Health Minister Nicola Blackwood said: “The UK has a proud history of cutting-edge health research, and this Government is determined that we will continue to lead the way in turning scientific advances into new ways to prevent and treat diseases.

“Academic Health Science Centres, which bring together our most talented academics, scientists and clinicians, have proven success across the world. I am delighted we will be refreshing their remit in England so more people can benefit from the very latest treatments and the best possible care.”

Professor Chris Whitty, Chief Medical Officer and NIHR lead, said: “We’re pleased that NIHR is working with NHS England and NHS Improvement to drive further collaboration and strategic alignment between our leading NHS organisations and universities. These partnerships act as engines for world class research and education and the translation of new discoveries into tangible benefits for patients and the NHS.

“This new designation of Academic Health Science Centres will help deliver the commitments of the Accelerated Access Collaborative and the Life Sciences Industrial Strategy, ensuring that NHS patients have faster access to innovations that can transform care.”

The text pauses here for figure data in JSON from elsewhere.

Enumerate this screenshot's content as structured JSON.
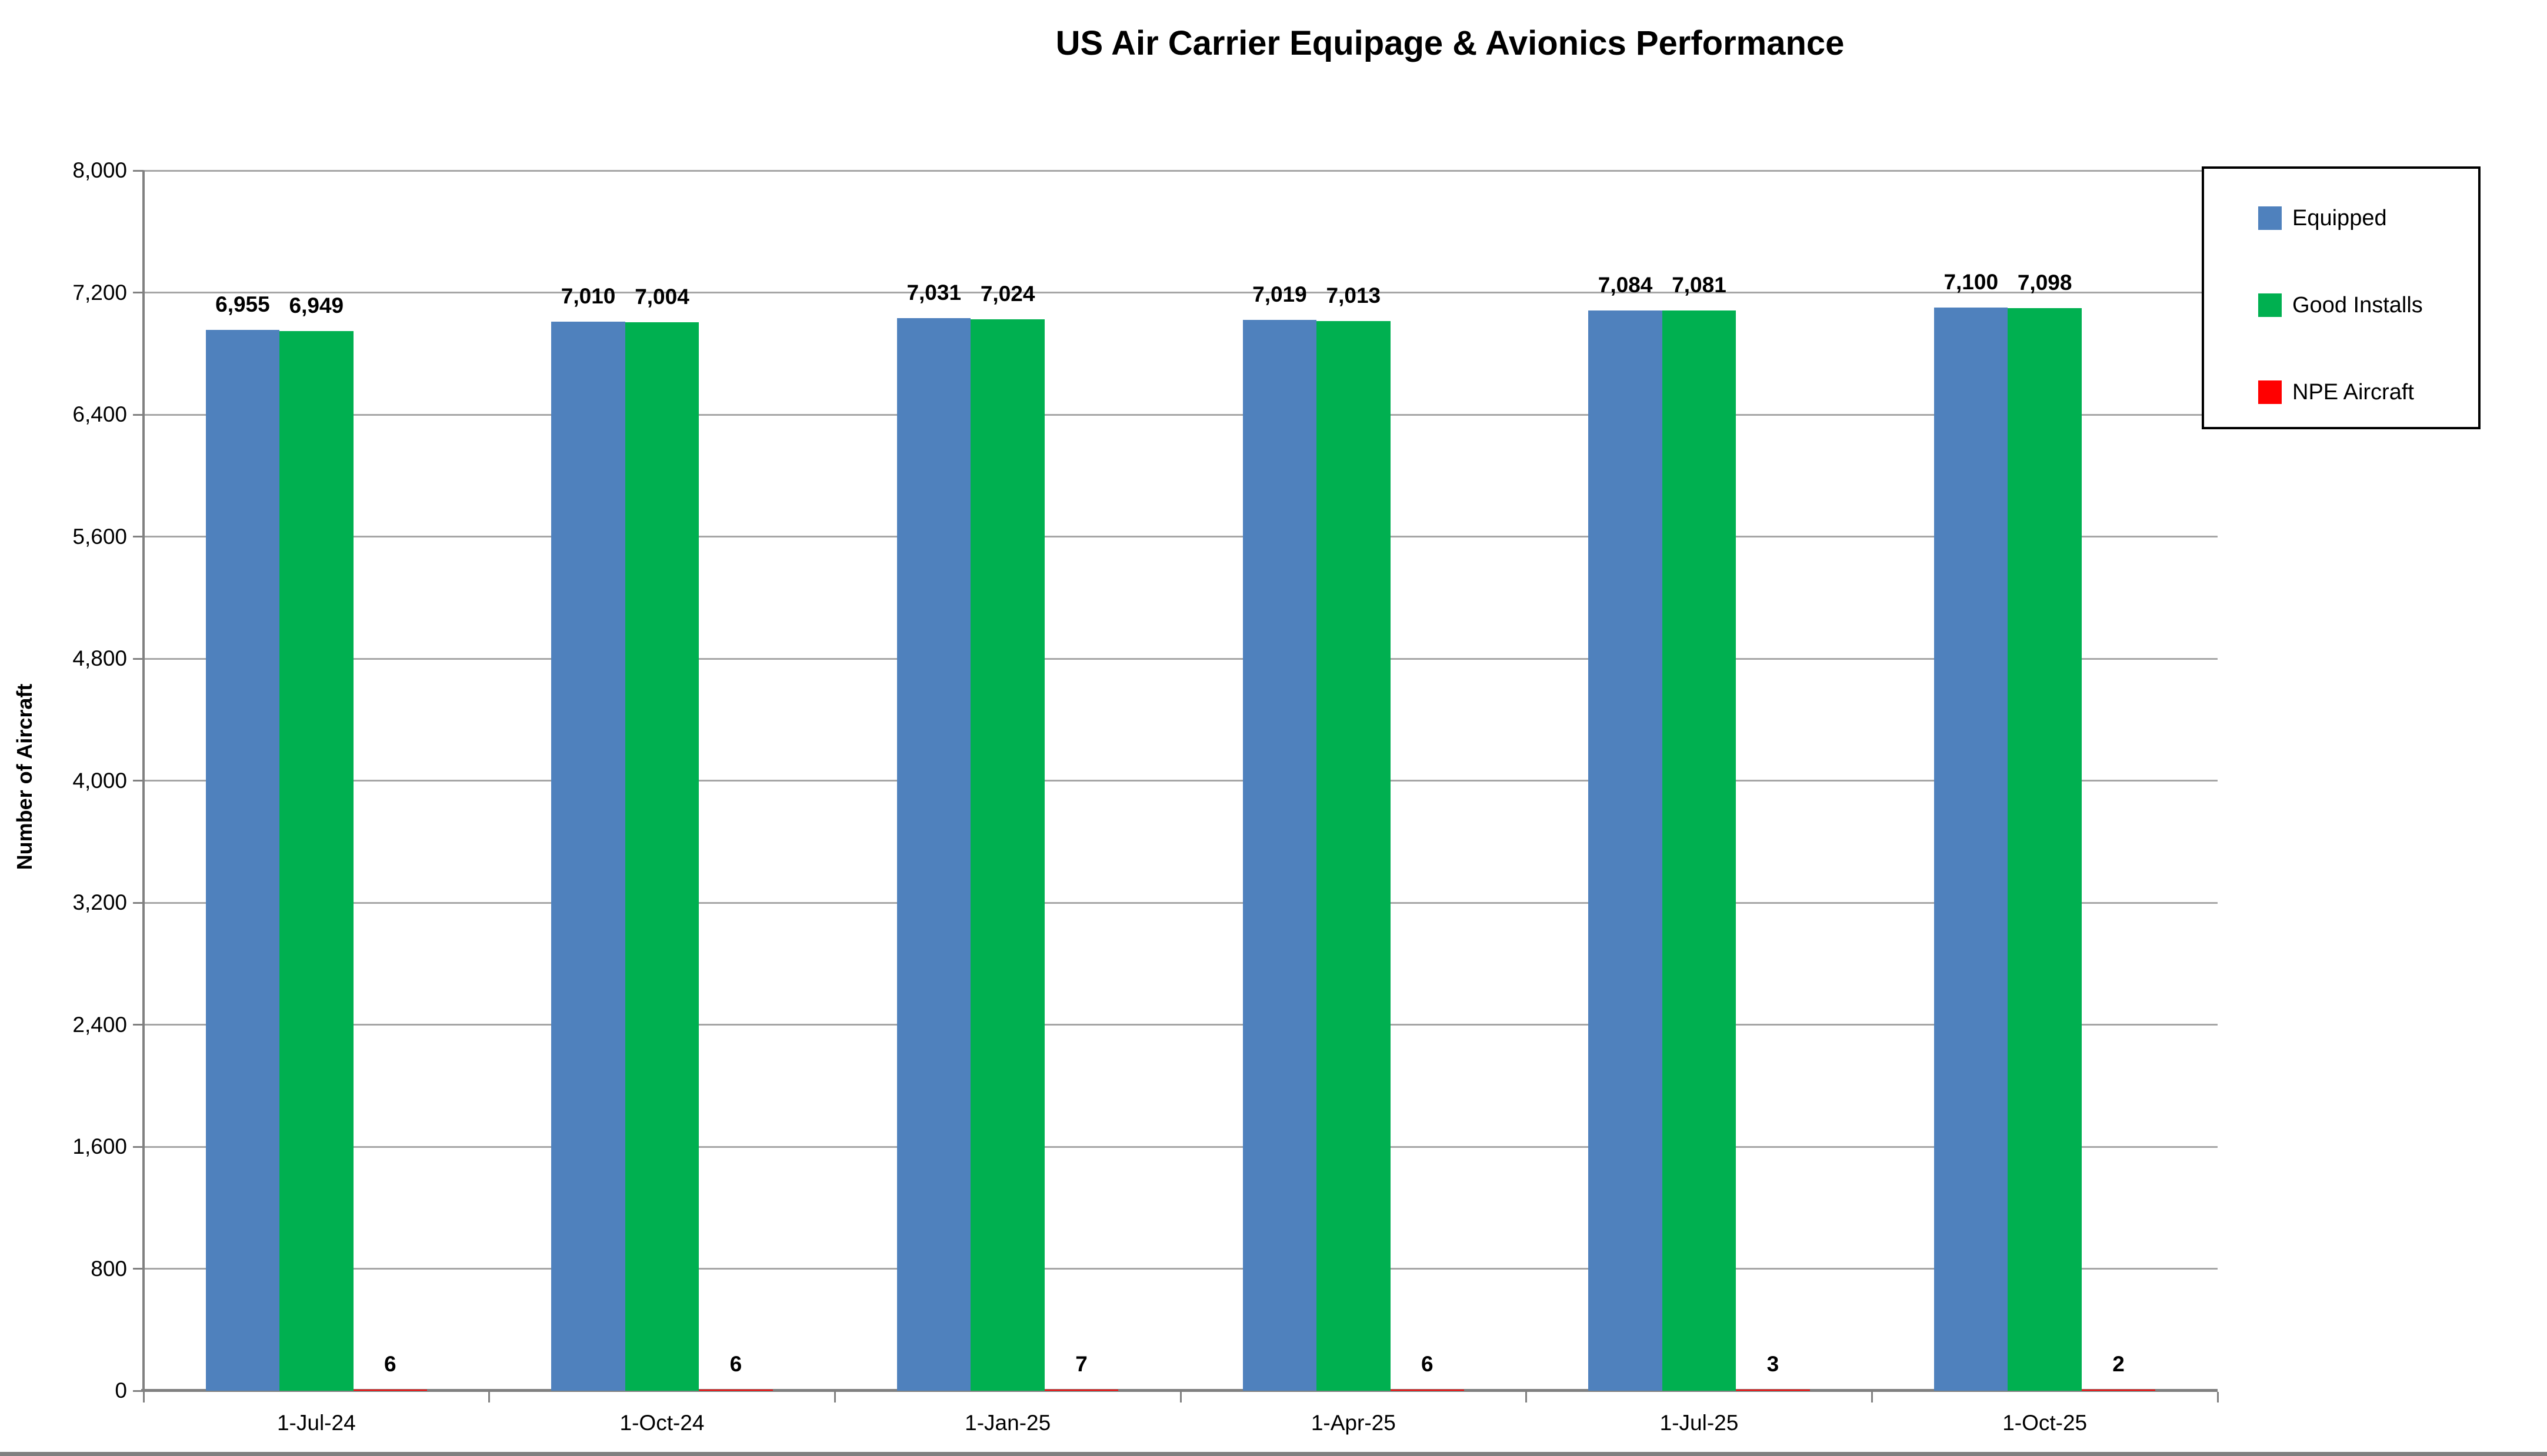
{
  "chart_data": {
    "type": "bar",
    "title": "US Air Carrier Equipage & Avionics Performance",
    "xlabel": "",
    "ylabel": "Number of Aircraft",
    "categories": [
      "1-Jul-24",
      "1-Oct-24",
      "1-Jan-25",
      "1-Apr-25",
      "1-Jul-25",
      "1-Oct-25"
    ],
    "series": [
      {
        "name": "Equipped",
        "color": "#4F81BD",
        "values": [
          6955,
          7010,
          7031,
          7019,
          7084,
          7100
        ],
        "labels": [
          "6,955",
          "7,010",
          "7,031",
          "7,019",
          "7,084",
          "7,100"
        ]
      },
      {
        "name": "Good Installs",
        "color": "#00B050",
        "values": [
          6949,
          7004,
          7024,
          7013,
          7081,
          7098
        ],
        "labels": [
          "6,949",
          "7,004",
          "7,024",
          "7,013",
          "7,081",
          "7,098"
        ]
      },
      {
        "name": "NPE Aircraft",
        "color": "#FF0000",
        "values": [
          6,
          6,
          7,
          6,
          3,
          2
        ],
        "labels": [
          "6",
          "6",
          "7",
          "6",
          "3",
          "2"
        ]
      }
    ],
    "y_axis": {
      "min": 0,
      "max": 8000,
      "step": 800,
      "tick_labels": [
        "0",
        "800",
        "1,600",
        "2,400",
        "3,200",
        "4,000",
        "4,800",
        "5,600",
        "6,400",
        "7,200",
        "8,000"
      ]
    },
    "legend_position": "right",
    "grid": true,
    "colors": {
      "gridline": "#A6A6A6",
      "axis": "#808080",
      "text": "#000000",
      "background": "#FFFFFF"
    }
  }
}
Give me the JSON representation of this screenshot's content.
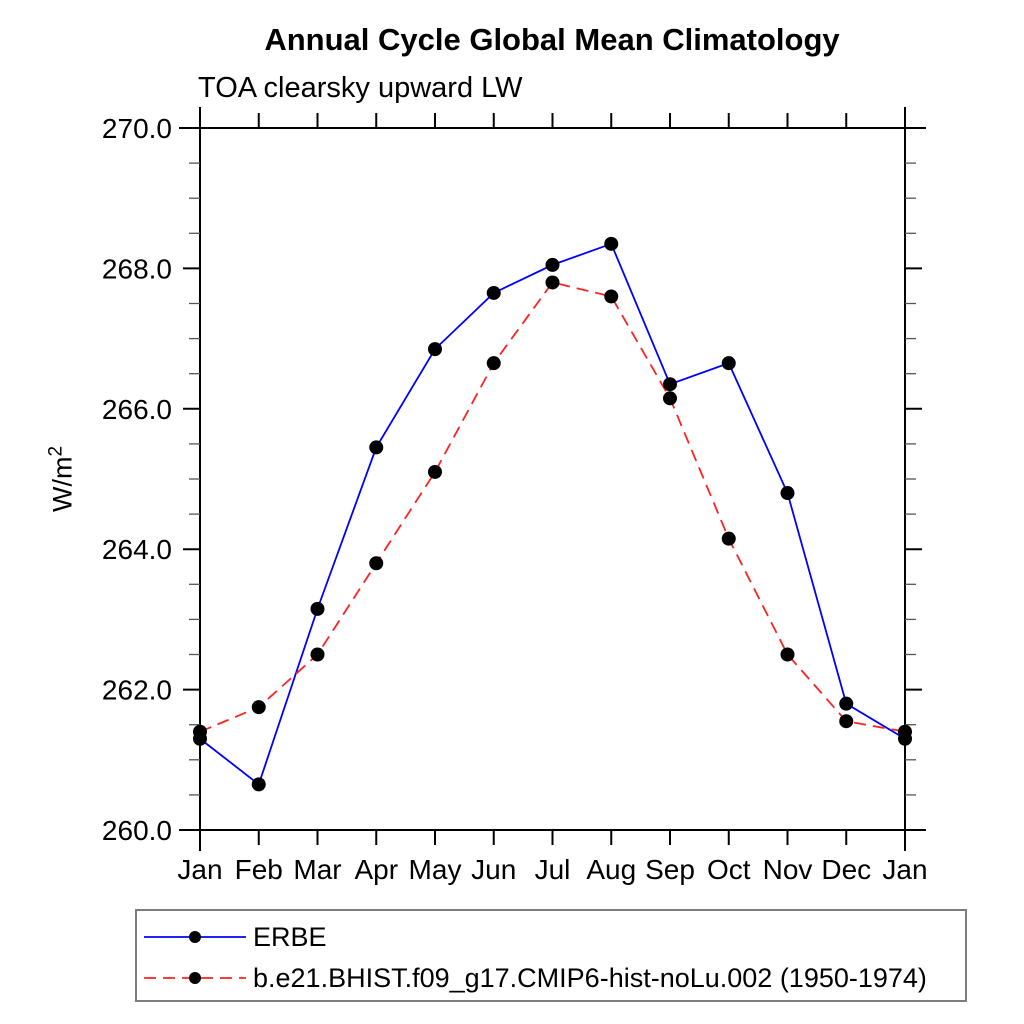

Dr Sam Roberts, NHS director of innovation and life sciences, said: “For more than 70 years the NHS has been at the cutting-edge of scientific development, with patients benefiting from care and treatment that is always improving and evolving, supported by world-leading academic research and support from charities.

“As the NHS delivers our Long Term Plan, the Accelerated Access Collaborative will help to make the NHS the world’s most innovation-friendly health system. The designation of new Academic Health Science Centres is a key building block to making that ambition a reality.”